子育てMay 28, 2026
なぜ「不安」を売らないのか
「スタートで遅れさせるな」はセールストークであって、真実ではありません。これは momomori の最初の立場であり、すべてのプロダクトをつくるときのぼくの一線です。
ぼくはプログラマーでもあり、トレーダーでもありました。この2つの仕事は、同じことを教えてくれました。みんなが恐怖の中で判断しているとき、いちばん希少なものは「冷静さ」だということです。
子育て市場は、恐怖に駆動された市場です。
スタートラインで子どもを遅れさせるな。
この言葉が効くのは、まず存在しないスタートラインを発明し、それを越えるための道具を売るからです。問題を解決するのではなく、問題を製造し——そして課金する。
不安は子育ての方法ではなく、子育ての障害
不安に駆られた親は、子どもを傷つける3つのことをします。
- 「寄り添う」を「監視する」に変える——子どもは遊んだ瞬間に罪悪感を覚える。
- 「成長」を「成績」に圧縮する——点数は見えても、力は見えない。
- 「体験」を「ドリル」に置き換える——長期の興味を短期の数字と引き換えにする。
ぼくはこのビジネスをやりたくありません。momomori の第4原則ははっきり書いています。

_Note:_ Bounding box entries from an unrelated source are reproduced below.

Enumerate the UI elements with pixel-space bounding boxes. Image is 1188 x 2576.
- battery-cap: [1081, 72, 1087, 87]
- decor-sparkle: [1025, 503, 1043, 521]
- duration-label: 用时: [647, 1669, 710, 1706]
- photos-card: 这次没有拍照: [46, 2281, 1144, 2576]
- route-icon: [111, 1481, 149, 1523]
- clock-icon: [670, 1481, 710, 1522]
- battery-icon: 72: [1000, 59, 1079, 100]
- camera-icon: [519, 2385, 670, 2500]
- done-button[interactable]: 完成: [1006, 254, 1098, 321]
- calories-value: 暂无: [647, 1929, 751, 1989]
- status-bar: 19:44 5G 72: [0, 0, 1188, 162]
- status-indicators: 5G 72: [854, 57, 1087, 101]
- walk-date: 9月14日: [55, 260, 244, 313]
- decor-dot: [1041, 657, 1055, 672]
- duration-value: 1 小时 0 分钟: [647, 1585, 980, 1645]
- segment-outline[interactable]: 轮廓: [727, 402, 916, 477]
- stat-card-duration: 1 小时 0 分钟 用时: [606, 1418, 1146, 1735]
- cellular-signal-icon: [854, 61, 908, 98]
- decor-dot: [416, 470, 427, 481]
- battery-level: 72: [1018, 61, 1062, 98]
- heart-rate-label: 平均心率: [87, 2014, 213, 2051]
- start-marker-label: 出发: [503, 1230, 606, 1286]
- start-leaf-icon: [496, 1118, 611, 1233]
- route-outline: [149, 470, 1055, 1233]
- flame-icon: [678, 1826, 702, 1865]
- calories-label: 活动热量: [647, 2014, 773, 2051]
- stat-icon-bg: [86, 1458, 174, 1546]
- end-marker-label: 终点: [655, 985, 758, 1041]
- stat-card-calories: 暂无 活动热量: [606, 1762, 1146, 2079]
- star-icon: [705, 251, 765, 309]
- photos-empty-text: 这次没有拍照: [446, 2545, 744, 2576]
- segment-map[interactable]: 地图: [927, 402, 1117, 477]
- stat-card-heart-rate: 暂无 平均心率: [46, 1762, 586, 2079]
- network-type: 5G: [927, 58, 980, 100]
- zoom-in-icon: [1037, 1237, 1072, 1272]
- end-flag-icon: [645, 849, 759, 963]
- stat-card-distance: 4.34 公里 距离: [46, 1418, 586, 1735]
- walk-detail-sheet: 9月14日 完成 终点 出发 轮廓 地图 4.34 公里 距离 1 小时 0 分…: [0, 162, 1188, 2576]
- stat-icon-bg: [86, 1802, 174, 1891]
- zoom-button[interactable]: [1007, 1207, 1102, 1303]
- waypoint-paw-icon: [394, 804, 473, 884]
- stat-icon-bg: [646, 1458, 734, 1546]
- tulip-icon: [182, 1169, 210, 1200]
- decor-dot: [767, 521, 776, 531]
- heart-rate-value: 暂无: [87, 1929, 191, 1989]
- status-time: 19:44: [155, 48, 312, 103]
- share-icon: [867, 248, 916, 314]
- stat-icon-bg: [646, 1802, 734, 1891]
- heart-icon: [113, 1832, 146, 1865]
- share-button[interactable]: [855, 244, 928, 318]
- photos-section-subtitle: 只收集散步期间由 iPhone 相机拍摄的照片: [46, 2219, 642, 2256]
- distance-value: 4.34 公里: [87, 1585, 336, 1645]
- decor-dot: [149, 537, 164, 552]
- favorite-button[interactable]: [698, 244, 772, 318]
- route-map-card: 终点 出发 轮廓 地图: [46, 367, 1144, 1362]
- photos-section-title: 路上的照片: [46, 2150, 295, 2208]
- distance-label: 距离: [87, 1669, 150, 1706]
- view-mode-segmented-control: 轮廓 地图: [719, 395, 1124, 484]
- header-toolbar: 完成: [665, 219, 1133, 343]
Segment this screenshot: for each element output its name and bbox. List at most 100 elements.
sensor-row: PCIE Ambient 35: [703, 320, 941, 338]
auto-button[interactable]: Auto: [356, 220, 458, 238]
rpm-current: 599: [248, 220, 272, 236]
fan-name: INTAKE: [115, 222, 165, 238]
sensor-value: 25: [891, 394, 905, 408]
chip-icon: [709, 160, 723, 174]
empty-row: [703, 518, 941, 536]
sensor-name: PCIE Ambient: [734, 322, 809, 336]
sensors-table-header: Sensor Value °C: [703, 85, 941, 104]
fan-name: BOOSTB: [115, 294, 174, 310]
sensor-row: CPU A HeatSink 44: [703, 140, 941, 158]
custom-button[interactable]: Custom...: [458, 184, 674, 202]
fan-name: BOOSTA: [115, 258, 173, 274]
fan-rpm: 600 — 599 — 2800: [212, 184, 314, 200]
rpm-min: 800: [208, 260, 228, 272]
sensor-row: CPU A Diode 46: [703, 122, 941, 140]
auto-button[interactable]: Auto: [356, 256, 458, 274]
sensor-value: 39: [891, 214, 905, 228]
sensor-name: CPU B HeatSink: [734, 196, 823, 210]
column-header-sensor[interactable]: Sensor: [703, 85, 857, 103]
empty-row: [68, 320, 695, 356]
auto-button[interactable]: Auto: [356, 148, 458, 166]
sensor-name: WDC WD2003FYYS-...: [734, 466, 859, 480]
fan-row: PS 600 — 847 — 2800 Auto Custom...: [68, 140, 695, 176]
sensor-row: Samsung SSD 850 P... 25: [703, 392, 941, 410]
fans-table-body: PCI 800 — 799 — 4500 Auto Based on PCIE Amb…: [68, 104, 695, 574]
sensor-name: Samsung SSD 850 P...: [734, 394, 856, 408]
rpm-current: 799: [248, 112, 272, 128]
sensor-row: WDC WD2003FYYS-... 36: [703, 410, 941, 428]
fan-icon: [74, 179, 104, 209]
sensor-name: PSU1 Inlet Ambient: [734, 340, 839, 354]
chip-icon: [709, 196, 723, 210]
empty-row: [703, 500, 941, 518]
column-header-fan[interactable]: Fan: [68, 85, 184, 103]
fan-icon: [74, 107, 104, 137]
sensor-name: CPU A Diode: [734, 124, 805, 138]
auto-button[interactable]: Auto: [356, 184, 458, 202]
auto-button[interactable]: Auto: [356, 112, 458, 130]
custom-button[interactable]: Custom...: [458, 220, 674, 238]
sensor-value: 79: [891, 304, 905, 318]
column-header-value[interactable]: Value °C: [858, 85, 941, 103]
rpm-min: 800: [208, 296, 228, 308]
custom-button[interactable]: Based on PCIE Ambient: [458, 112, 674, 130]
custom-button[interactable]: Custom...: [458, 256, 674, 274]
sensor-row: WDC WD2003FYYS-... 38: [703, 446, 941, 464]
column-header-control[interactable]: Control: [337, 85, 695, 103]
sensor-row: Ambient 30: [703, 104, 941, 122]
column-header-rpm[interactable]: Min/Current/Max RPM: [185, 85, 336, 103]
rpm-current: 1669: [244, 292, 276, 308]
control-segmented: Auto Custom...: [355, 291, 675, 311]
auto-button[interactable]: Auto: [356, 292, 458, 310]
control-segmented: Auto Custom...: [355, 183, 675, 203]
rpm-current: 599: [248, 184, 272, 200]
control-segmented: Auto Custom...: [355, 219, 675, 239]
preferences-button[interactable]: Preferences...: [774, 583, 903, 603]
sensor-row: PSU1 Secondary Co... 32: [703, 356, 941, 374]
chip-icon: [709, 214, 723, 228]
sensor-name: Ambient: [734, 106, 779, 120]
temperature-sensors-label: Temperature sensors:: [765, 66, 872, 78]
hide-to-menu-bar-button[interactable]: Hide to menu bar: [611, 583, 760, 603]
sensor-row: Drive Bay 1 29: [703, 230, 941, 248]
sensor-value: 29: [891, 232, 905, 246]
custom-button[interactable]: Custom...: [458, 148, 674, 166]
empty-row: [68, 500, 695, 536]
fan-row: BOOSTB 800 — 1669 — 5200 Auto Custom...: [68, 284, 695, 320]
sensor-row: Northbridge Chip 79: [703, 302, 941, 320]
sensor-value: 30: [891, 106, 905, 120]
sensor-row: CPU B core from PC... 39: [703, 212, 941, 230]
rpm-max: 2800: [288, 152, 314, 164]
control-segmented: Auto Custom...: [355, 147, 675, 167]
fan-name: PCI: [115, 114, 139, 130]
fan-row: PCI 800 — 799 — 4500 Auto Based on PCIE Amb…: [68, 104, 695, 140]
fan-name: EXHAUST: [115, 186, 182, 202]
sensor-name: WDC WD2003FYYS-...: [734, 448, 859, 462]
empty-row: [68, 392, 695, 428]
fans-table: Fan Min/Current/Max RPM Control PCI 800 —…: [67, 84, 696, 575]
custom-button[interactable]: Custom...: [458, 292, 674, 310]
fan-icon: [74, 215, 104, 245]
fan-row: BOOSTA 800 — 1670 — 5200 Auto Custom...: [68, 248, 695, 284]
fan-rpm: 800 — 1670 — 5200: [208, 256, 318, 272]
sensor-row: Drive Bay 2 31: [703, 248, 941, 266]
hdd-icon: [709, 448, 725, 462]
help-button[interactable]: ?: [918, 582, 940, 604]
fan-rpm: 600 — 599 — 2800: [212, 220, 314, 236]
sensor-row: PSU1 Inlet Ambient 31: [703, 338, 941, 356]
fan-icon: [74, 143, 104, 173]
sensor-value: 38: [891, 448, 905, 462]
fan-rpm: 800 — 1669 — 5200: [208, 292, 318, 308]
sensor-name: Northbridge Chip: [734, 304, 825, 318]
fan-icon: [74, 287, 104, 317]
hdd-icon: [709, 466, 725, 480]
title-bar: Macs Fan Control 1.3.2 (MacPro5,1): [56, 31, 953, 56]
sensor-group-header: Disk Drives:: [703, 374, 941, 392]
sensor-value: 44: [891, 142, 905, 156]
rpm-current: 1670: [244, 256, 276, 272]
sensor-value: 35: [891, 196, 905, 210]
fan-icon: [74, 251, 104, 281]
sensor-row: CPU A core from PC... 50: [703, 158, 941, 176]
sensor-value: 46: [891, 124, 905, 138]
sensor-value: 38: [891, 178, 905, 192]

不安を製造しない。親の恐怖でものを売らない。詰め込みを煽らない。競争の不安を作らない。
では、何を売るのか
ぼくたちは不安を売りません。実験をします。
抽象を体験に変えるゲームを設計し、本物の子どもに遊んでもらい、何がうまくいき何が失敗したかを記録します——失敗も含めて。そして、うまくいった実験をプロダクトにします。
ぼくの意見を信じる必要はありません。ただ座って、子どもと一局遊んで、何が起きるかを自分の目で見てください。
それが、恐怖を売る人たちとぼくたちの、いちばん根本的な違いです。